Marija Ilić, Carnegie Mellon University
Wednesday, February 3, 2010 | 04:15 PM - 05:15 PM | Building 420, Room 40 | Free and Open to All
In this lecture we pose the problem of sustainable electricity services as a novel systems engineering design problem. We briefly summarize today's operating and planning practices and explain why these need fundamental changing in order to enable qualitatively different electricity services. In particular, we suggest that many new resources have characteristics, which are not generally known to the system operators, and are, therefore, currently not relied on for managing supply and demand in an often-congested electric network. The new resources are also highly variable and, as such, do not lend themselves to static feed-forward scheduling without near-real time automated feedback. Instead, a transformation of this operating and planning mode into an interactive multi-temporal, multi-spatial and multi-contextual system management is needed to accommodate ever-changing system conditions, often driven by many distributed actions. In order to enable a complex system with often-conflicting functionalities, such as reliability, security, short- and long-term efficiency, and sustainability, one must rely on prediction, adaptation and adjustments by all.

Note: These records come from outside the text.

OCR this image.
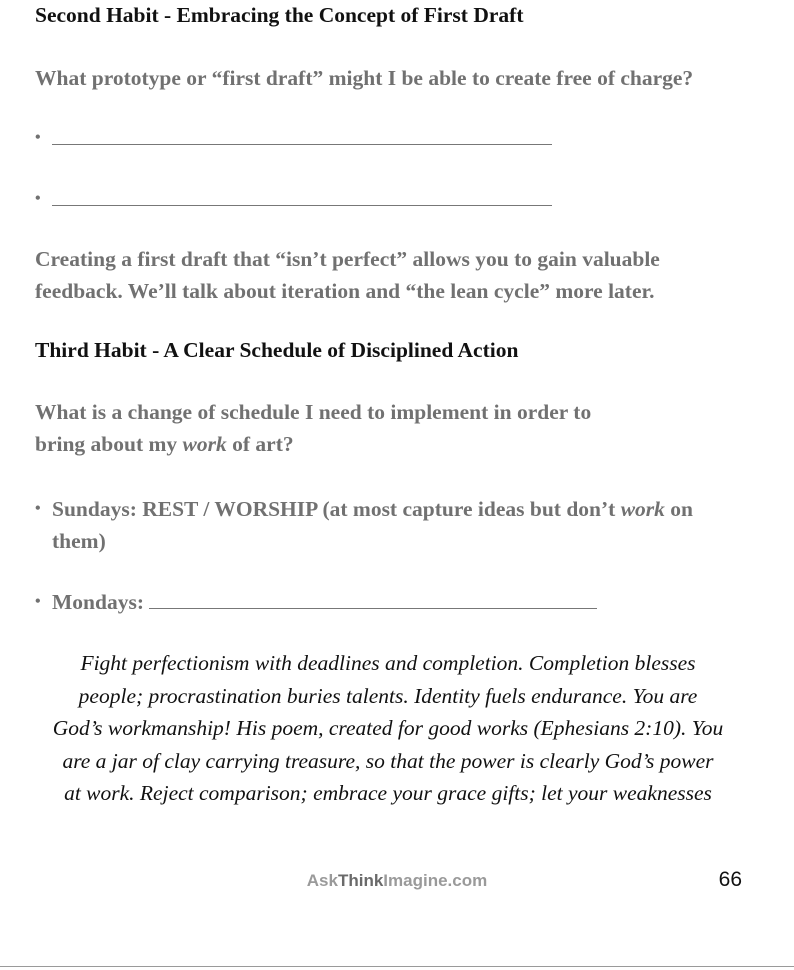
Second Habit - Embracing the Concept of First Draft

What prototype or “first draft” might I be able to create free of charge?

•
•

Creating a first draft that “isn’t perfect” allows you to gain valuable
feedback. We’ll talk about iteration and “the lean cycle” more later.

Third Habit - A Clear Schedule of Disciplined Action

What is a change of schedule I need to implement in order to
bring about my work of art?

• Sundays: REST / WORSHIP (at most capture ideas but don’t work on
them)
• Mondays:

Fight perfectionism with deadlines and completion. Completion blesses
people; procrastination buries talents. Identity fuels endurance. You are
God’s workmanship! His poem, created for good works (Ephesians 2:10). You
are a jar of clay carrying treasure, so that the power is clearly God’s power
at work. Reject comparison; embrace your grace gifts; let your weaknesses

AskThinkImagine.com	66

We introduce a Dynamic Monitoring and Decision Systems (DYMONDS) framework as one such possible interactive framework in support of on-line sensing and decision making at various industry layers capable of meeting multiple metrics. Notably, the framework aligns the choice-driven sub-objectives by the customers and energy providers with the social objectives. As an illustration, we provide a DYMONDS-enabled solution to efficient integration of large wind and solar power in coordination with demand-side response. Finally, we illustrate how technological, economic and regulatory signals within the proposed framework converge making the industry evolution sustainable in the broadest sense of the word.